4. Distinguish between 'Memorandum of Association' and 'Articles of Association.'


Basis of difference Memorandum of Association (MoA) Articles of Association (AoA)
Objective The MoA defines the character of a company and the scope of its activities. The AoA defines the rules and regulation of the company.
Position It is the main document of a company which is subordinate to the Companies Act. It is the subsidiary document of a company which is subordinate to both MoA and the Companies Act.
Relationship The MoA establishes the relation between the company and outsiders. The AoA defines the relation of the company with its members.
Alteration Altering the MoA requires the approval of a statutory authority. The AOA can be easily altered by passing a resolution.
Ratification Acts beyond MoA cannot be ratified. Acts beyond the AoA can be ratified by the members if they do not violate the MoA.
Necessity It is a necessary document. It is a secondary document.

5. What is the effect of conclusiveness of the 'Certificates of Incorporation' and 'Commencement of Business'?


Effect of Certificates of Incorporation:
→ A company becomes a legal entity with perpetual succession on the date printed on the Certificate of Incorporation. After conclusiveness of the certificate of incorporation, the company becomes entitled to enter into valid contracts.

→ The Certificate of Incorporation is a conclusive evidence of the regularity of the incorporation and legal existence of a company even if there is any flaw in its registration process.

→ A company can immediately commence its business once its certificate of incorporation is issued. Thus, the certificate of incorporation is conclusive evidence of the existence of a company. As a result, the birth of the company cannot be questioned if it has the certificate of incorporation.

Effect of Certificate of Commencement of Business

→ The certificate of commencement of business is issued by the registrar of companies when all the documents submitted by the company are found satisfactory.

→ The commencement of business certificate acts as definite proof for the company that it has the legal right to do business.

→ The formation of a public company is completed once it is granted the certificate of commencement of business. Thus, the business activities of the company cannot be questioned as it is legally allowed to start its business after getting the certificate.

6. Is it necessary for a public company to get its share listed on a stock exchange? What happens if a public company going for a public issue fails to apply for a stock exchange for permission to deal in its securities or fails to get such permission?

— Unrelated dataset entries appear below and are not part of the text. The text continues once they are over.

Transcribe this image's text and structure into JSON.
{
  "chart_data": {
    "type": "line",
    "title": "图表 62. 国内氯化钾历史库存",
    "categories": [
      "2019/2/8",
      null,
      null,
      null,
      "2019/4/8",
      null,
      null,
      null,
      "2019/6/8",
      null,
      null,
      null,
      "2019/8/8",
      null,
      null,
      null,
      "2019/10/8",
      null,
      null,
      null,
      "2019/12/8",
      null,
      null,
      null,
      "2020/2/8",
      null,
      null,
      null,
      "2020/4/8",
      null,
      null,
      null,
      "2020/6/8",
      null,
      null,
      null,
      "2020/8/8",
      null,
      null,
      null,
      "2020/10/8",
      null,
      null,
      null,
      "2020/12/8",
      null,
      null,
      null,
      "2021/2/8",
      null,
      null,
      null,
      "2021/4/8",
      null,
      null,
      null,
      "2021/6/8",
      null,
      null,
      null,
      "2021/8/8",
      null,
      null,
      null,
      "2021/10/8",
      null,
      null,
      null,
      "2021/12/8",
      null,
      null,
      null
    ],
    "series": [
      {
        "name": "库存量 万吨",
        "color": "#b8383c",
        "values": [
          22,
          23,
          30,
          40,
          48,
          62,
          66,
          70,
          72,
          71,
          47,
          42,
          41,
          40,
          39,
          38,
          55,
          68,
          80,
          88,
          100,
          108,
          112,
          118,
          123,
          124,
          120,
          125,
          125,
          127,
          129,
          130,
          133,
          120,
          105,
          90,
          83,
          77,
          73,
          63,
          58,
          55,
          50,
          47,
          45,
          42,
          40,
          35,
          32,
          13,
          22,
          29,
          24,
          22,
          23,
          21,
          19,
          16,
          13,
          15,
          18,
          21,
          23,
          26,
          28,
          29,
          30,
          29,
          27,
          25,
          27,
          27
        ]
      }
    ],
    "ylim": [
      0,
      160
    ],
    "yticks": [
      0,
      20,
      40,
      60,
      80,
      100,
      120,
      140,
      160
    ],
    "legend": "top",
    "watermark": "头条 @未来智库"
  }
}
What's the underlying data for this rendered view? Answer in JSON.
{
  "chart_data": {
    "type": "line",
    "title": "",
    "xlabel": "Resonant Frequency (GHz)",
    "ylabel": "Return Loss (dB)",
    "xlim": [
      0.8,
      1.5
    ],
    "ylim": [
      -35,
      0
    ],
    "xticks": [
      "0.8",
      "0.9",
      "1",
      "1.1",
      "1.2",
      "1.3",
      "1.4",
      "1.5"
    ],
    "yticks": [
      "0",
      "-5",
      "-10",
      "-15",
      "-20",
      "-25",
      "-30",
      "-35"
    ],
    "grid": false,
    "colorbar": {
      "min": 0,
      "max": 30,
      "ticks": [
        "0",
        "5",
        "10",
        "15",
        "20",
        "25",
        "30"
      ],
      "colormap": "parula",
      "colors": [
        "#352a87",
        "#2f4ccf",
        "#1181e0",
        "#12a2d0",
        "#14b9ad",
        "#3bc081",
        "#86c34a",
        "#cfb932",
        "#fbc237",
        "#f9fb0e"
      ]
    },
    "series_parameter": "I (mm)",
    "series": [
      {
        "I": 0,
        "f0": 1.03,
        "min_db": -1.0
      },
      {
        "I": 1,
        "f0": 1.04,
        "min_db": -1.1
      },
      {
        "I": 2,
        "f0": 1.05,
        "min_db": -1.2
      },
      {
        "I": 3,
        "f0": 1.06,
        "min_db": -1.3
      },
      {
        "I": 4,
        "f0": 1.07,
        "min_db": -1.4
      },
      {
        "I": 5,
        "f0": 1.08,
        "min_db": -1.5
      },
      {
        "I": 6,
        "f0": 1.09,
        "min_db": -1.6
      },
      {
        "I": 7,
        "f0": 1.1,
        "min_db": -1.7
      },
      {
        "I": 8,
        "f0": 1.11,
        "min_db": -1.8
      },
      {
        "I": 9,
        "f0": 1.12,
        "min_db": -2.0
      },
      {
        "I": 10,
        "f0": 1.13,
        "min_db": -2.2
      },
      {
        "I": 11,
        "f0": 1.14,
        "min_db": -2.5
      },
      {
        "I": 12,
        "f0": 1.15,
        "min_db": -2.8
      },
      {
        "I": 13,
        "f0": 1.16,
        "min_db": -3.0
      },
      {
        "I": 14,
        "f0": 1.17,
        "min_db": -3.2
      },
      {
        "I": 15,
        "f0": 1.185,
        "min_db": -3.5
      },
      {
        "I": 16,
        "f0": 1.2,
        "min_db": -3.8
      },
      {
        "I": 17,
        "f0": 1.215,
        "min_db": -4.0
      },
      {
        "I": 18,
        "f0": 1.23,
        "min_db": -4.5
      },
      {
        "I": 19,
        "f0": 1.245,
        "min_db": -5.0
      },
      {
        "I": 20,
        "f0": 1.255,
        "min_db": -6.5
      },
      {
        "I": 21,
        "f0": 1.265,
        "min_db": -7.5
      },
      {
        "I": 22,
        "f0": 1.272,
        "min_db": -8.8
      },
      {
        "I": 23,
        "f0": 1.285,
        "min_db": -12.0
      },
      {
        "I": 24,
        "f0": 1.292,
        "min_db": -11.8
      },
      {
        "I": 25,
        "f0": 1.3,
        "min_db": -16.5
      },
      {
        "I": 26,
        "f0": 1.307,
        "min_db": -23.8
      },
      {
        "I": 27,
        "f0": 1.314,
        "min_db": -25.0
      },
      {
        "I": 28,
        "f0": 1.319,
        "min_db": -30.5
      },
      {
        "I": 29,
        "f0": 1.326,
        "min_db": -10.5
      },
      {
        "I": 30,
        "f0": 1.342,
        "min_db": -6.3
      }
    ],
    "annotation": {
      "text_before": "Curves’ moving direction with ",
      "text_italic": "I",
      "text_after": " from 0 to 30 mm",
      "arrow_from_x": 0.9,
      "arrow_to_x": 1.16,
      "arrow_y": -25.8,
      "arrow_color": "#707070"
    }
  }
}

Yes, it is mandatory for every public company to be listed on a stock exchange. The public company is required to send an application to at least one stock exchange to get registered. Once it is listed, the company is allowed to offer its shares in order to become public. However, initially the company may offer only a small percentage of its shares to the public.
If a public company going for a public issue fails to apply to a stock exchange for permission to deal in its securities or fails to get such permission before the expiry of ten weeks from the date of closure of subscription list, the allotment of shares done by the company shall become void and all money received from the applicants will have to be returned to them within eight days.